В больнице я был частым гостем. Да и большинство остальных пациентов были здесь не в первый раз. Чаще это были люди в возрасте, с застарелыми болезнями. Правда, благодаря неуемной активности нашего хирурга Лидии Ивановны, наблюдалось омоложение «контингента»: оперированные по поводу аппендицита, хронического тонзиллита.
Хирургические палаты не были выделены, поэтому мы заботливо обеспечивали прооперированных по поводу аппендицита пузырями со льдом, мешочками с песком,  которые  прикладывались через пеленку на живот к прооперированному месту.
С сочувствием наблюдали за больными, которым удалили «гланды». Они покашливали, прижимая к лицу быстро пропитывающиеся кровью большие салфетки, глотали кусочки льда…   
В общем, обстановка в стационаре была не скучной. Да еще всегда попадал какой-нибудь взрослый весельчак, рассказчик. Они не очень-то обращали внимание на возрастные различия однопалатников. Разговоры бывали всякие…
В тот раз центром нашей большой палаты был дядя Вася, балагур, шутник. Его знали все. Он был колхозным водовозом, возил воду в большой деревянной бочке в детский сад, на мехдвор, где ремонтировалась колхозная техника, на колхозный огород, еще куда-то. Повозку эту с грустной усталой лошадью не раз на дню можно было встретить на сельской улице. И всегда с одной и той же скоростью, независимо от того, на водокачку за водой или уже с полной бочкой они ехали.
Но самое замечательное в этом экипаже – дядя Вася, толстый, даже очень толстый, с добродушным лицом, всегда улыбающийся встречным со своего высокого мягкого облучка.
Он первым заговаривал с каждым встретившимся на этом привычном пути. Не спрашивал, а просто мог сказать что-нибудь о погоде, об объявленном на вечер фильме, благо на его пути было несколько клубных афиш, о каком-нибудь сельском происшествии… На любое обращение дяди Васи нельзя было не откликнуться.
В родной Барышевке, где прошло мое детство, тоже был свой водовоз. Мы называли его Разгоняй, потому что фамилия у него была Разгоняев, а имя, по-моему, Семен. Так вот, он тоже был очень толстый, пожалуй, потолще дяди Васи. Главное, у него был огромный живот. Мы видели, с каким трудом Разгоняй взбирался на телегу и, особенно, сползал с нее.
Не помню, с чьих слов, но у нас среди детей было убеждение, что Разгоняй когда-то напился нечаянно бензина, поэтому у него такой огромный живот.  Это еще и потому, что раньше, как мы слышали от взрослых, до воды, он действительно на телеге в бочке возил бензин (или солярку) для тракторов в поле. Потом был куплен бензовоз, бензин стал развозить Иван Филиппенко. А Разгоняй стал водовозом.
Сейчас думаю, что для предположений о «бензиновой» природе разгоняева живота основания были. Токсичные бензин, солярка могли стать причиной гепатита или цирроза печени, при которых вполне мог развиться асцит. Скорее всего, так и было. Но медицинской истории Разгоняя я не знаю. Да ее и не было. Толстый и толстый. Разве это болезнь?
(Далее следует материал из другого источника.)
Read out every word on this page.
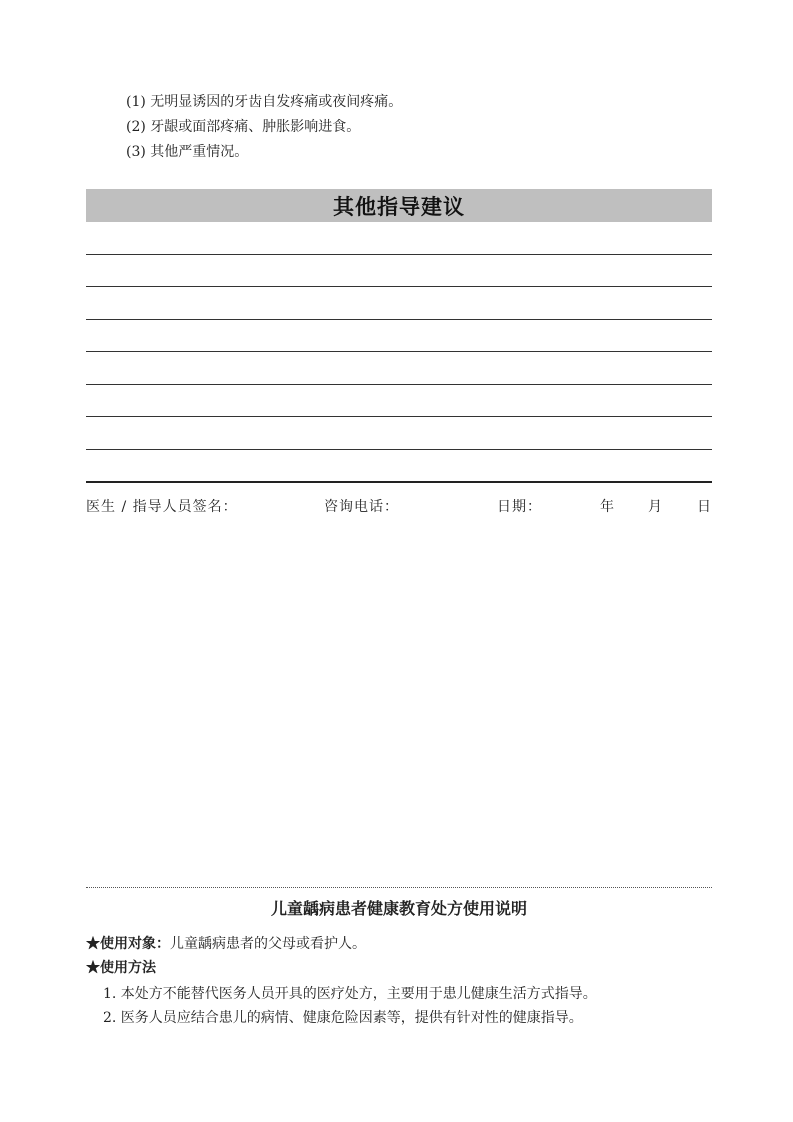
(1) 无明显诱因的牙齿自发疼痛或夜间疼痛。
(2) 牙龈或面部疼痛、肿胀影响进食。
(3) 其他严重情况。
其他指导建议
医生 / 指导人员签名：	咨询电话：	日期：	年 月 日
儿童龋病患者健康教育处方使用说明
★使用对象：儿童龋病患者的父母或看护人。
★使用方法
1. 本处方不能替代医务人员开具的医疗处方，主要用于患儿健康生活方式指导。
2. 医务人员应结合患儿的病情、健康危险因素等，提供有针对性的健康指导。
Так и дядя Вася. Он пришел в стационар с жалобами на одышку, сердце побаливало. Из объективных методов обследования в больнице было только измерение артериального давления. Оно у дяди Вася было повышенным.  Электрокардиографа, естественно, не было. Но как-то лечили. Внимание, таблетки, «системы», так называли капельницы, да и просто отдых делали свое дело. Он чувствовал себя вполне прилично, собирался выписываться.
Тем воскресным утром, после завтрака, почти все больные были на улице. Кто-то в беседке под тополями играл в карты, кто-то, в том числе и мы с дядей Васей, просто сидели на лавке у больницы.
Подходили уже первые посетители. Установленных часов посещений никто не соблюдал, да еще в выходной день.
Вдруг в ворота больницы въехал грузовик и резко остановился прямо у входа в стационар, рядом с нами. В кузове было видно несколько мужчин,  возбужденных, с  растерянным выражением на лицах. Один выпрыгнул и пробежал в стационар, другие стали открывать задний борт.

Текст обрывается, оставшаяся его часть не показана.